May 17, 2005
Pfizer Inc.'s Drug Sutent Improves Stomach Cancer Survival
Pfizer Inc.'s experimental drug Sutent improved survival and reduced tumor growth in patients with a type of stomach cancer, according to a pivotal-stage trial the company unveiled this weekend. (UPMC Cancer Centers)
Sutent, One of the New 'Targeted' Drugs
The new "smart" drugs are a really exciting element of cancer medicine. One of the new molecularly-targeted cancer drugs is Sutent. It is a "multi-targeted kinase inhibitor." A drug that inhibits several proteins involved in triggering replication in cancer cells. Basically, inhibits various kinases, a type of enzyme that transfers phosphate groups from high-energy donor molecules to specific target molecules.
Sutent (sunitinib) is an inhibitor of multiple protein kinases, platelet-derived growth factor (PDGFR), vascular endothelial growth factor receptors (VEGFR), stem cell factor receptor (KIT), FMS-like tyrosine kinase (Flt3), colony stimulating factor (CSF-1R), and the neurotrophic factor receptor (RET). Because these proteins are involved in both tumor proliferation and angiogenesis, Sutent has both anti-tumor as well as anti-angiogenic properties. In addition, because Sutent inhibits multiple kinases, it possesses activity against multiple types of tumors.
Sutent can be used as a second-line drug for tumors that are non-responsive to Gleevec. The proto-oncogene KIT, a tyrosine kinase that is inhibited by Gleevec, is overexpressed in a majority of GISTs. Some patients have suffered relapses due to acquired point mutations in KIT, which prevents Gleevec from binding to the protein. Similar mutations have been characterized in EGFR from Iressa-resistant lung cancer patients.
The largest group of kinases are Protein kinases, which act on and modify the activity of specific proteins. So people will try and get some sort of gene-based test to measure the expression-mutation of these kinases. But something more elemental is going on. Does the drug even enter the cell? Once entered, does it immediately get metabolized or pumped out, or does it accumulate?
Sutent is conveniently pigmented. Brilliant yellow. Easy to see which cells have taken it up. In photomicrographs (two magnifications), it is fairly easy to see that some clones of tumor cells don't accumulate the drug. These cells won't get killed by it. But you wouldn't pick this up with an assay which only measured the kinases themselves. The new EGFRx (TM) Assay measures the net effect of everthing which goes on (Whole Cell Profiling). Are the cells ultimately killed, or aren't they?
Normal chemotherapy kills both cancer cells and healthy normal cells (mainly rapidly-dividing cells). Oncologists try to minimize damage to normal cells and to enhance the cell-killing effect on cancer cells. Too often, this delicate balance is not achieved.
Targeted therapy drugs interfere with specific molecules (receptors and enzymes inside and outside a cancer cell). By focusing on these molecular and cellular changes, targeted cancer drugs go after the "target" in these cells, rather than just all cells. Because of this, "targeted" drugs may be more effective than current treatments, and may be less harmful to normal cells.
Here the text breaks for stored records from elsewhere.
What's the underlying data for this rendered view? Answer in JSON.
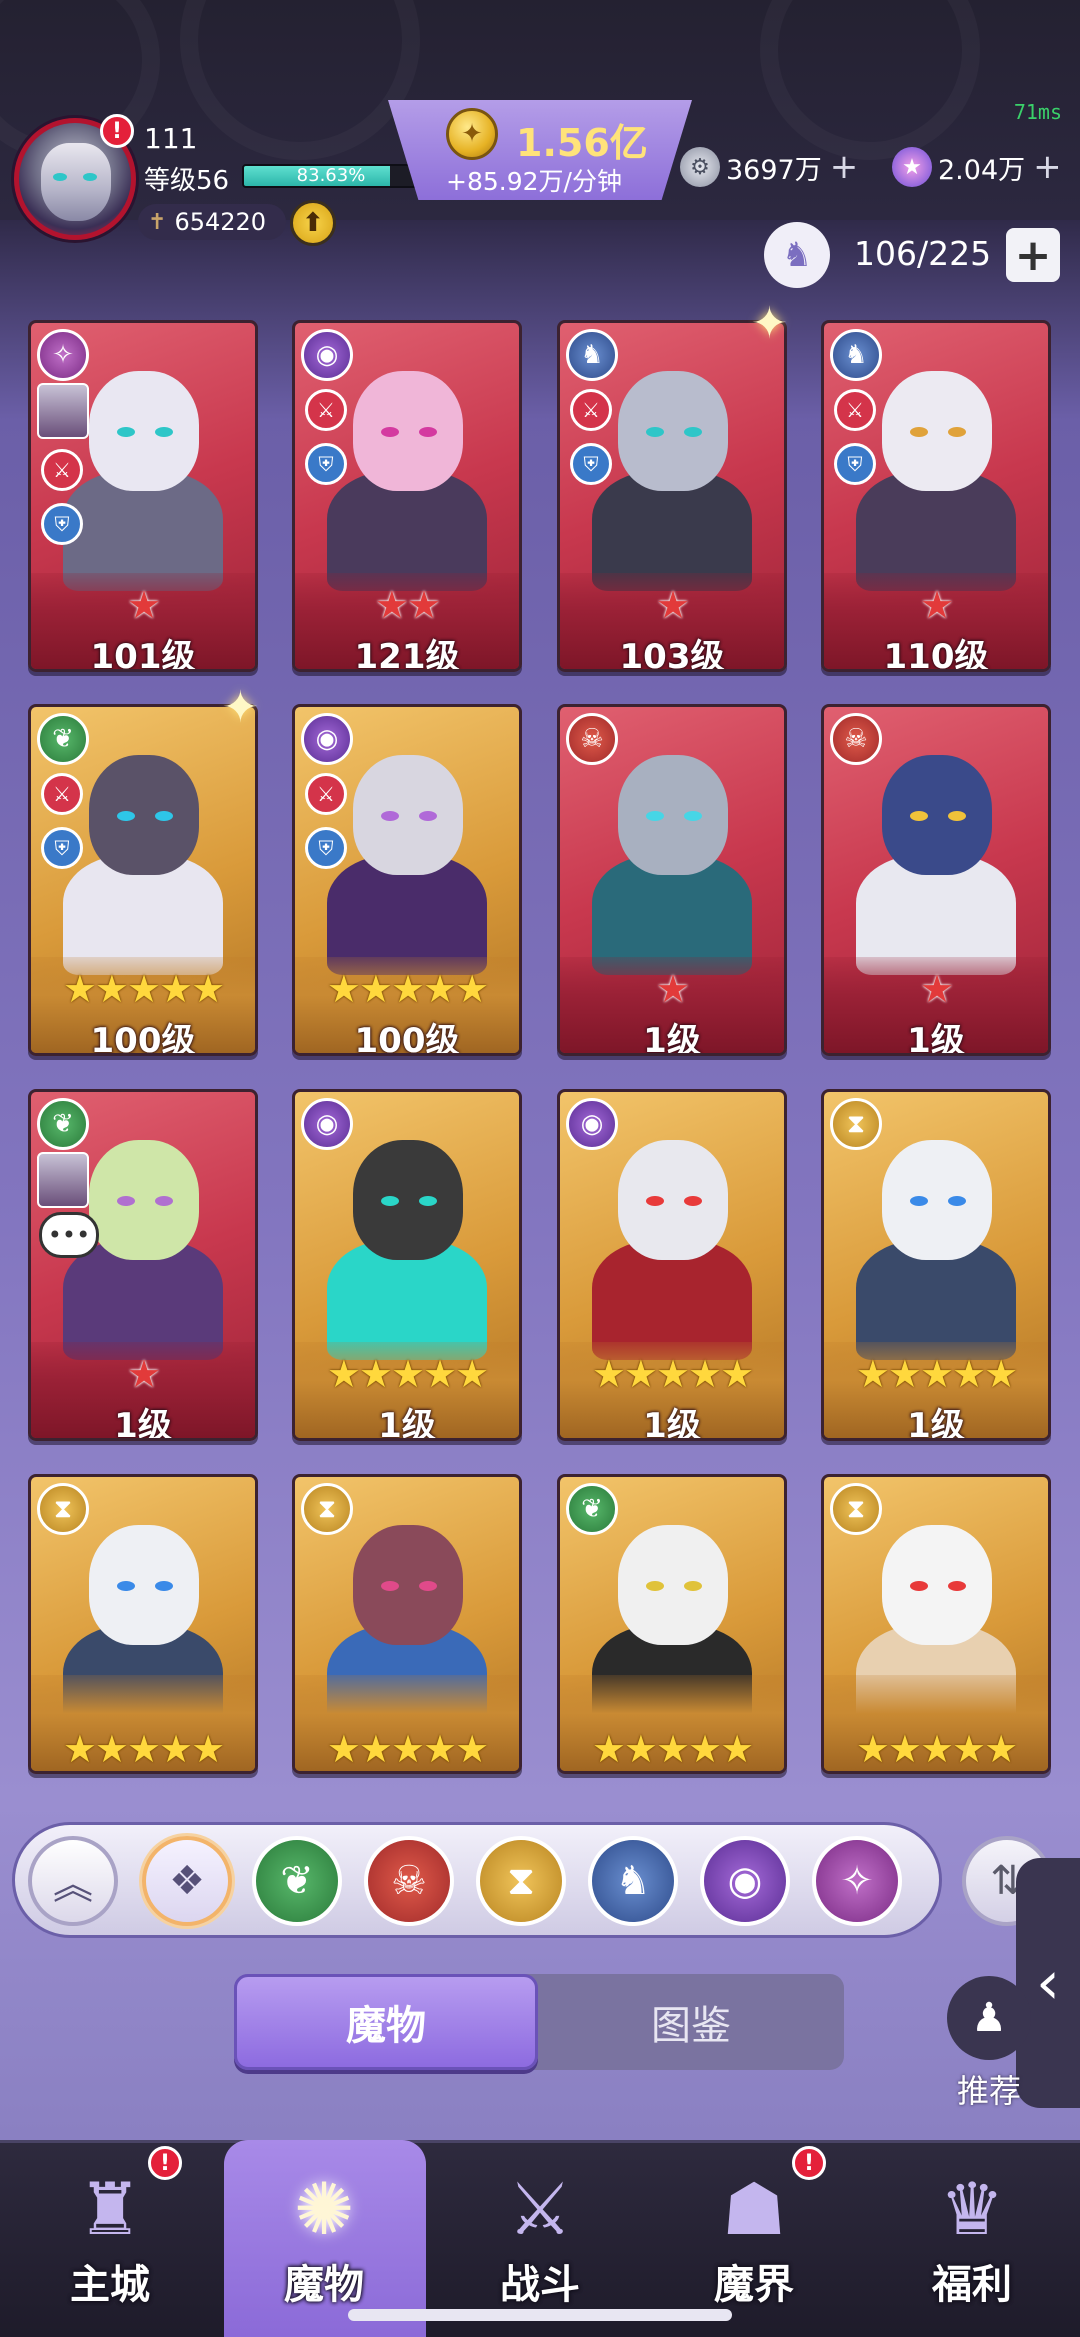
{
  "status": {
    "ping": "71ms"
  },
  "player": {
    "name": "111",
    "level_text": "等级56",
    "xp_percent_text": "83.63%",
    "xp_fraction": 0.8363,
    "power": "654220",
    "avatar_alert": "!"
  },
  "currency": {
    "gold_value": "1.56亿",
    "gold_rate": "+85.92万/分钟",
    "silver_value": "3697万",
    "crystal_value": "2.04万",
    "plus_symbol": "+"
  },
  "roster": {
    "count": "106/225",
    "add_symbol": "+"
  },
  "cards": [
    {
      "level": "101级",
      "frame": "red",
      "stars": "★",
      "element": "chaos",
      "badges": [
        "atk",
        "def"
      ],
      "portrait": true
    },
    {
      "level": "121级",
      "frame": "red",
      "stars": "★★",
      "element": "eye",
      "badges": [
        "atk",
        "def"
      ]
    },
    {
      "level": "103级",
      "frame": "red",
      "stars": "★",
      "element": "dragon",
      "badges": [
        "atk",
        "def"
      ],
      "sparkle": true
    },
    {
      "level": "110级",
      "frame": "red",
      "stars": "★",
      "element": "dragon",
      "badges": [
        "atk",
        "def"
      ]
    },
    {
      "level": "100级",
      "frame": "gold",
      "stars": "★★★★★",
      "element": "nature",
      "badges": [
        "atk",
        "def"
      ],
      "sparkle": true
    },
    {
      "level": "100级",
      "frame": "gold",
      "stars": "★★★★★",
      "element": "eye",
      "badges": [
        "atk",
        "def"
      ]
    },
    {
      "level": "1级",
      "frame": "red",
      "stars": "★",
      "element": "demon",
      "badges": []
    },
    {
      "level": "1级",
      "frame": "red",
      "stars": "★",
      "element": "demon",
      "badges": []
    },
    {
      "level": "1级",
      "frame": "red",
      "stars": "★",
      "element": "nature",
      "badges": [],
      "portrait": true,
      "chat": true
    },
    {
      "level": "1级",
      "frame": "gold",
      "stars": "★★★★★",
      "element": "eye",
      "badges": []
    },
    {
      "level": "1级",
      "frame": "gold",
      "stars": "★★★★★",
      "element": "eye",
      "badges": []
    },
    {
      "level": "1级",
      "frame": "gold",
      "stars": "★★★★★",
      "element": "time",
      "badges": []
    },
    {
      "level": "",
      "frame": "gold",
      "stars": "★★★★★",
      "element": "time",
      "badges": []
    },
    {
      "level": "",
      "frame": "gold",
      "stars": "★★★★★",
      "element": "time",
      "badges": []
    },
    {
      "level": "",
      "frame": "gold",
      "stars": "★★★★★",
      "element": "nature",
      "badges": []
    },
    {
      "level": "",
      "frame": "gold",
      "stars": "★★★★★",
      "element": "time",
      "badges": []
    }
  ],
  "filters": [
    "collapse",
    "all",
    "nature",
    "demon",
    "time",
    "dragon",
    "eye",
    "chaos"
  ],
  "tabs": {
    "monsters": "魔物",
    "codex": "图鉴"
  },
  "recommend": {
    "label": "推荐"
  },
  "nav": [
    {
      "label": "主城",
      "icon": "castle-icon",
      "alert": "!"
    },
    {
      "label": "魔物",
      "icon": "monster-flame-icon",
      "active": true
    },
    {
      "label": "战斗",
      "icon": "sword-shield-icon"
    },
    {
      "label": "魔界",
      "icon": "portal-icon",
      "alert": "!"
    },
    {
      "label": "福利",
      "icon": "treasure-chest-icon"
    }
  ],
  "colors": {
    "accent": "#8d6be0",
    "red_frame": "#c8384e",
    "gold_frame": "#d99a3a",
    "gold_text": "#ffe37a"
  }
}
Whole cell profiling can discriminate between the activity of different "targeted" drugs and identify situations in which it is advantageous to combine the "targeted" drugs with other types of cancer drugs. Because these new "smart" drugs will work for "some" but not "all" cancer patients who receive them, whole cell profiling can accurately identify patients who would benefit from treatment with molecularly-targeted anti-cancer therapies.
Not only is this an important predictive test that is available, but it is also a unique tool that can help to identify newer and better drugs, evaluate promising drug combinations, and serve as a "gold standard" correlative model with which to develop new DNA, RNA, and protein-based tests that better predict for drug activity.
This kind of technique exists, and might be very valuable, especially when active chemoagents are limited in a particular disease; it makes more sense than ever to test the tumor first. Afterall, cutting-edge techniques can often provide superior results over tried-and-true methods that have been around for many years.
The EGFRx (TM) Assay is the only assay that involves direct "visualization" of the cancer cells at endpoint. This allows for accurate assessment of drug activity, discriminates tumor from non-tumor cells, and provides a permanent archival record, which improves quality, serves as control, and assesses dose response in vitro.